World Health Organisation warns there could be 10,000 Ebola cases every week by Christmas

Officials also predicted that the number of cases is likely to exceed 9,000 by the end of this week

The World Health Organisation has warned that could be 10,000 new cases of Ebola per week within two months.

WHO officials are also predicting that the number of cases is likely to exceed 9,000 by the end of this week, as the virus continues to spread rapidly across West Africa.

Officials also noted that the death rate for the outbreak had increased to 70 per cent. It was previously around 50 per cent.

Bruce Aylward, WHO Assistant Director General, said their forecasts suggest there may be between 5,000 and 10,000 new cases a week by December.
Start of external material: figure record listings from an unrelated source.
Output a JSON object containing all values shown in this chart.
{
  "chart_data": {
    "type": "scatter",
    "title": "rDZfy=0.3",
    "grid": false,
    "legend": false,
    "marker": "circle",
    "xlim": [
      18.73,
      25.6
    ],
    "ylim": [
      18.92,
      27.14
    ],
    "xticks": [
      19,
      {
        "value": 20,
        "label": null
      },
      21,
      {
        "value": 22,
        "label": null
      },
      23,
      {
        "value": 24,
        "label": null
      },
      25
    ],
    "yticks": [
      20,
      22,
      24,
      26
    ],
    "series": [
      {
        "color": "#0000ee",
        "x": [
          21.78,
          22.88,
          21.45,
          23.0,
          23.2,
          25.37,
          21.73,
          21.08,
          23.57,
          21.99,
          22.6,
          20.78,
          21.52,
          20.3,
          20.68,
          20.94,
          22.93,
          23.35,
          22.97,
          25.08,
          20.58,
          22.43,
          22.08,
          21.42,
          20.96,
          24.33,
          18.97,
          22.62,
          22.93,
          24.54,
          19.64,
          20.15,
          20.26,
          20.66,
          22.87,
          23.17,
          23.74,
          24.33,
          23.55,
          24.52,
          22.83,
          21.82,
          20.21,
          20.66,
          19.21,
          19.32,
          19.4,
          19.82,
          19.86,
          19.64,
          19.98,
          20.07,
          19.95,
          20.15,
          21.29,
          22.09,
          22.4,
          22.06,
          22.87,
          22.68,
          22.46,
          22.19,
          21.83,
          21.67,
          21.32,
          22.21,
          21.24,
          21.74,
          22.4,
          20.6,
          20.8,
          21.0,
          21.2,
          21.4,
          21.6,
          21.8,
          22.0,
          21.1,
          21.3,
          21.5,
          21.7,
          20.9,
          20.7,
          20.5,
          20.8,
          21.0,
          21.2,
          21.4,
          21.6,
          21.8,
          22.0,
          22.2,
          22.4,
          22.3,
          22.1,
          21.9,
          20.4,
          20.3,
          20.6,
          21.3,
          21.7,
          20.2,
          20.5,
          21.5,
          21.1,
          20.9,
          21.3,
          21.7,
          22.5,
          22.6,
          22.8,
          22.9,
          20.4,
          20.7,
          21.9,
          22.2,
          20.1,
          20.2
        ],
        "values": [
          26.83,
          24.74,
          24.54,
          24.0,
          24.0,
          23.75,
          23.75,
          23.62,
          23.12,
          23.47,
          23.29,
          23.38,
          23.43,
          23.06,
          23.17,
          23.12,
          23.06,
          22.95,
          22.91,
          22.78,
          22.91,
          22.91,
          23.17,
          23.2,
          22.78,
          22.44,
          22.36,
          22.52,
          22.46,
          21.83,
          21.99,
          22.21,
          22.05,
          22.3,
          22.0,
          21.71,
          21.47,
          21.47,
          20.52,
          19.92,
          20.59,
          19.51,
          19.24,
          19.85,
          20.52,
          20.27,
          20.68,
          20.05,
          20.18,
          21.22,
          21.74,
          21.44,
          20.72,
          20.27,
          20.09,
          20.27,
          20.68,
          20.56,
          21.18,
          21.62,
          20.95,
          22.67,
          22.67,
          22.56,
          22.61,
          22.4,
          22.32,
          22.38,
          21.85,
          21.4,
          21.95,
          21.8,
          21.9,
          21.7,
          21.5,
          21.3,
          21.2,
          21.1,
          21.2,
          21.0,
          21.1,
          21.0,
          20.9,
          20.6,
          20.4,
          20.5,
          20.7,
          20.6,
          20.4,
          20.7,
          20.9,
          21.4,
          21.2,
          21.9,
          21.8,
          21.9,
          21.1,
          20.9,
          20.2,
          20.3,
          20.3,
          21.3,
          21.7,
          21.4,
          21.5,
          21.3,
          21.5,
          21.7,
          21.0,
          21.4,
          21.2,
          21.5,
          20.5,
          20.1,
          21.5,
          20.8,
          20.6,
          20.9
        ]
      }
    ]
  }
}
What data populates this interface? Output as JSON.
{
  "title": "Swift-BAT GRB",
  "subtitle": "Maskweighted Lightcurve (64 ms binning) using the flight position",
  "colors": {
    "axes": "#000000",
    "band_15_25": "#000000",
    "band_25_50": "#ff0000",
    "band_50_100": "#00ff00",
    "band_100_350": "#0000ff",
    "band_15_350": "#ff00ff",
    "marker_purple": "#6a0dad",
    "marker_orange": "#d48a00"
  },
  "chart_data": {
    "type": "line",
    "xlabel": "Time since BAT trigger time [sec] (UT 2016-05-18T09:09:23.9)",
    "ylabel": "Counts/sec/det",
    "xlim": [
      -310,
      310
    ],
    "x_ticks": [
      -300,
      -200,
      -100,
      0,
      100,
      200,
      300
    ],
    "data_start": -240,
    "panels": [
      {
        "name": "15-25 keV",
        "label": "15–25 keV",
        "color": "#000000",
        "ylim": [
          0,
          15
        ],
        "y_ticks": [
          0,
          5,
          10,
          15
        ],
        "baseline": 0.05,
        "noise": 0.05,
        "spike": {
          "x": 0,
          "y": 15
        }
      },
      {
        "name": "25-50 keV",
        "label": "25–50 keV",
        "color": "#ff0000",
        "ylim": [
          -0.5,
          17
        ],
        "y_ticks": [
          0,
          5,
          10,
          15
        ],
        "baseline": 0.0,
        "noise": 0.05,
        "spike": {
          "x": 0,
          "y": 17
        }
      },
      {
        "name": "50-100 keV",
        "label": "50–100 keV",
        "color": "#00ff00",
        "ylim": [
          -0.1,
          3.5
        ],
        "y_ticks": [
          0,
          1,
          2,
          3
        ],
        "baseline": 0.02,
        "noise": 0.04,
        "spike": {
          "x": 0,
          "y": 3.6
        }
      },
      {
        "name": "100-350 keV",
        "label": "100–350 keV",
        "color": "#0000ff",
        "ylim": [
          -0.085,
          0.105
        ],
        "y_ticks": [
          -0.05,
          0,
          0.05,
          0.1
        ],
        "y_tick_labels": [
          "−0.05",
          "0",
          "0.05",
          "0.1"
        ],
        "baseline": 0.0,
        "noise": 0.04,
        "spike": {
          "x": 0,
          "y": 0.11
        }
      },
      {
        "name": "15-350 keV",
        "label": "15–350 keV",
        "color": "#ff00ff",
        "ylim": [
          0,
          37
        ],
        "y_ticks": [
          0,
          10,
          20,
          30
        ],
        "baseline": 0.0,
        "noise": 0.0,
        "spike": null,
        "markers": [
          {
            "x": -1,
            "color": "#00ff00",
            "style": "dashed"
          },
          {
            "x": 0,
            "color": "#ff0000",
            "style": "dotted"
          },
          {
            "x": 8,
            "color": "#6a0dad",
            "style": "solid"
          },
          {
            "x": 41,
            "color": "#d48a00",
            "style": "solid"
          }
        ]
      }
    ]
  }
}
In remarks quoted by Sky he said: “It's impossible to look into a glass ball and say we're going to have this many or that many [cases] but we anticipate the number of cases occurring per week by that time to be somewhere between 5,000 and 10,000 per week.

"It could be higher, it could lower but it's going to be in that ball park," he told reporters from WHO's Geneva headquarters.

A total of 4,447 people have now died from 8,914 known Ebola cases, mostly in west Africa according to the WHO’s latest figures released today.

Liberia, Sierra Leone and Guinea have been hardest hit by the current outbreak of the virus.

WHO officials have repeatedly said Ebola cases are under-reported in these three hardest-hit countries and that understanding the scale and pace of the outbreak is crucial to stopping it.

A Liberian burial squad carry the body of an Ebola victim in Marshall, Margini county, Liberia

"We adjust for the numbers reported," Aylward said, explaining the organisation multiplies the numbers from Guinea by 1.5, from Sierra Leone by two and from Liberia by 2.5 to get a more accurate picture.

While there are signs that rates of infection are slowing in some of the worst-hit areas, Mr Aylward said the disease has now reached "more districts, counties and prefectures" than it had a month ago, and said case numbers would continue to rise.

He also stressed it would be "really, really premature" to read success into the apparent slowing numbers in some areas. In particular Nigeria has been trumpeted as a success story in the fight against the deadly virus.